Generate real-world evidence

Conventional randomised controlled trials (RCTs) alone may not provide sufficient evidence of relative effectiveness to support reimbursement decision-making. An estimation of how well a medicine may work in the real world can be estimated from analyses of the existing RCTs. However, it may be possible to generate ‘earlier’ estimates of the relative effectiveness of the new medicine of interest in time to inform reimbursement decision-making by analysing existing real-world data sources or by conducting new studies to generate real-world evidence (RWE). For more information about the limitations of RCTs to estimate relative effectiveness see here and here, for an overview of methods for predicting relative effectiveness in the real world using RCT data see here, and for more information about existing real-world data sources see here.

Some experimental and observational study designs that could provide RWE are summarised in the table below. While some study designs may provide evidence on relative effectiveness, some ‘more epidemiological’ observational studies may not be able to provide evidence of relative effectiveness. However, they may be useful to define the disease area and understand the natural disease progression, or provide information about a relevant comparator if there is no comparative data.

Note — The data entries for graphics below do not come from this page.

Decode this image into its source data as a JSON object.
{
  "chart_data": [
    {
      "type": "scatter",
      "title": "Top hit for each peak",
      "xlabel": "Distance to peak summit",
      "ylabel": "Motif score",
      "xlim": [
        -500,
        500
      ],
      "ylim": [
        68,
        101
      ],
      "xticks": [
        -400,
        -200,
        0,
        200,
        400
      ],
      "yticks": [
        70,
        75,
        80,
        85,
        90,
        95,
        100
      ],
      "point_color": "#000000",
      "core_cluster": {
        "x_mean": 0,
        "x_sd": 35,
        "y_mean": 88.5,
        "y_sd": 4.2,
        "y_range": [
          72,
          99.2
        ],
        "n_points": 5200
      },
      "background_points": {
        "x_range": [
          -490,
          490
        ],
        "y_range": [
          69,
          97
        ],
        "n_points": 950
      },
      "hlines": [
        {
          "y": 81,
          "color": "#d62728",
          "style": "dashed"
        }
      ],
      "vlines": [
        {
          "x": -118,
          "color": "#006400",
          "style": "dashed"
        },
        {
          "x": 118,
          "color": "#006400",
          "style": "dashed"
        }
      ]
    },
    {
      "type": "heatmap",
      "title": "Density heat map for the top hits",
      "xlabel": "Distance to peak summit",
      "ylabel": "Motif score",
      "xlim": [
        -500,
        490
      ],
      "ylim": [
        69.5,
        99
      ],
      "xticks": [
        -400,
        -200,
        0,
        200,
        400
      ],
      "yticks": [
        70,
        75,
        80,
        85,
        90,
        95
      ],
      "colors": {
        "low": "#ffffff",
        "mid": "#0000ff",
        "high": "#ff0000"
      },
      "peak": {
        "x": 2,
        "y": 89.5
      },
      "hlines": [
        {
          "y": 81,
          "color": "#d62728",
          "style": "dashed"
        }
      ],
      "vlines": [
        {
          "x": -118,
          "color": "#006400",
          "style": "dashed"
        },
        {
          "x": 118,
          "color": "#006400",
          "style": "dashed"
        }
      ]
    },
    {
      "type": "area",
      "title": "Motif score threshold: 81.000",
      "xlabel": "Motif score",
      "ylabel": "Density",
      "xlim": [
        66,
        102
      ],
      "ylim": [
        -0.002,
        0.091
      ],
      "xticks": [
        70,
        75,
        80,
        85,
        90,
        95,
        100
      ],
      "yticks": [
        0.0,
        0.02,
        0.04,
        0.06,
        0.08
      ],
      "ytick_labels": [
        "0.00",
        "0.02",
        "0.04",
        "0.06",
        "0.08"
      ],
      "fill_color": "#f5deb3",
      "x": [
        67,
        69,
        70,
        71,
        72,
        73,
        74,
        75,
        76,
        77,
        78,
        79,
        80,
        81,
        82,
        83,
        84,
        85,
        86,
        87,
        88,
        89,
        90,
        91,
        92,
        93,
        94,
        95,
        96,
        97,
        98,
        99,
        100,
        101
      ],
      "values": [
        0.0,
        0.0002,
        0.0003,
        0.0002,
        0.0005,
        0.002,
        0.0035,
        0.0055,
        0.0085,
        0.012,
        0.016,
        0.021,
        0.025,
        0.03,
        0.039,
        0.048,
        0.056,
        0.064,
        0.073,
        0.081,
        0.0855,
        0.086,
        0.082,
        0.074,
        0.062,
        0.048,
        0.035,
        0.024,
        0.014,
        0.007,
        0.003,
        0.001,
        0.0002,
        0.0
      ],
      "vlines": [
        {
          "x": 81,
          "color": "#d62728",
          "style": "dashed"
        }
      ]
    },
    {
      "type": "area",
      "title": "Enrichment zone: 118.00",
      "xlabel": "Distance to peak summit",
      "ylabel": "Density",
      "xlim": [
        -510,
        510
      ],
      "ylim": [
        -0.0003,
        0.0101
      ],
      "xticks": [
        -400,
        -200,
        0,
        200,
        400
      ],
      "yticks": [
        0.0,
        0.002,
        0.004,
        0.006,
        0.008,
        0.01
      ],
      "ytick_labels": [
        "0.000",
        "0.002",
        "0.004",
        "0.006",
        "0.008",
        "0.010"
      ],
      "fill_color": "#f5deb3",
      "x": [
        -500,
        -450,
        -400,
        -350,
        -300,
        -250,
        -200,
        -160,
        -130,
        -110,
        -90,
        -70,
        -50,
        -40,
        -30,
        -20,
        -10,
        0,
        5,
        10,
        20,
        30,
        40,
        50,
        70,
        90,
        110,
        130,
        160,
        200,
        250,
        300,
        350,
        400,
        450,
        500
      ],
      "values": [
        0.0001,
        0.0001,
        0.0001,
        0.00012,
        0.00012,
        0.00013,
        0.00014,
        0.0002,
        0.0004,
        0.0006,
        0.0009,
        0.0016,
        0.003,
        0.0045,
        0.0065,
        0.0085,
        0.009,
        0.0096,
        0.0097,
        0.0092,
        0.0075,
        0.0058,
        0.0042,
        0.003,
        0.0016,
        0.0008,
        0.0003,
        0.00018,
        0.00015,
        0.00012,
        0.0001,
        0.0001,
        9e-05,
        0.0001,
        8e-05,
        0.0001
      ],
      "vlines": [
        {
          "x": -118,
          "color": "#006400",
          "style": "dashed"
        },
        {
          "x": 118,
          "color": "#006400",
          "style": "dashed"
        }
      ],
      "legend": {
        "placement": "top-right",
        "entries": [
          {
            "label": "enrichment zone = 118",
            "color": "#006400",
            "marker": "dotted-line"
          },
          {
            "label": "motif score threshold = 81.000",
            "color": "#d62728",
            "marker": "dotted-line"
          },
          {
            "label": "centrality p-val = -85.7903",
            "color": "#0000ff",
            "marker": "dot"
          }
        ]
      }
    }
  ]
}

Since the quality and credibility of a study may have a significant impact on the reported effect of a medicine and its interpretation, it is crucial to assess each study individually, whether or not it includes an element of randomisation. For more information about assuring quality and credibility of RWE, see here.

Table. Study designs that may provide RWE

Experimental study designs
Pragmatic RCT A pragmatic trial aims to measure the relative effectiveness of treatments in real-world clinical practice. It combines the strength of RCTs with evidence of the added value of a treatment strategy in routine clinical practice. Read more
Population enrichment RCT A population enrichment RCT includes patients typically excluded from RCTs combined with predictive modelling techniques to better predict relative effectiveness in a real-world population. Read more
Cohort multiple RCT (cmRCT) (also known as or trials within cohorts) cmRCTs are a type of pragmatic RCT that use a large cohort of patients as a source of participants for multiple RCTs, providing a more generalisable study sample. Read more
Comprehensive cohort study (CCS) CCS is a type of pragmatic RCT that includes participants who do not consent to be randomised to the treatment group. This reduces selection bias and improves generalisability. Read more
Cluster RCT Cluster RCTs randomise groups or clusters rather than individual participants as in traditional RCTs. Read more
Non-randomised controlled trial Any experimental study allocating participants to different treatments using a method other than randomisation, such as clinician or patient preference.
Observational study designs
Cohort A cohort study follows a group of individuals over a period of time to consider associations between interventions received and outcomes.
Case-control A study that examines associations between outcomes and prior exposures by comparing people with an outcome of interest to those without the outcome. These are not often used for interventions.
Cross-sectional In a cross-sectional study, data are collected from a population or a representative subset of a population at one specific point of time or over a short period to examine associations between the outcomes and exposure to interventions.
Controlled before-and-after Similar to a case series, in which observations are recorded on a series of individuals before and after receiving an intervention, but this study design includes a control group.
Case series, interrupted time-series or before-and-after Recorded observations on a series of individuals before and after receiving an intervention. Does not typically provide evidence of relative effectiveness.
Case report A detailed report on an individual patient, typically describing symptoms an unusual or new occurrence, including outcomes after a treatment. Does not provide evidence of relative effectiveness.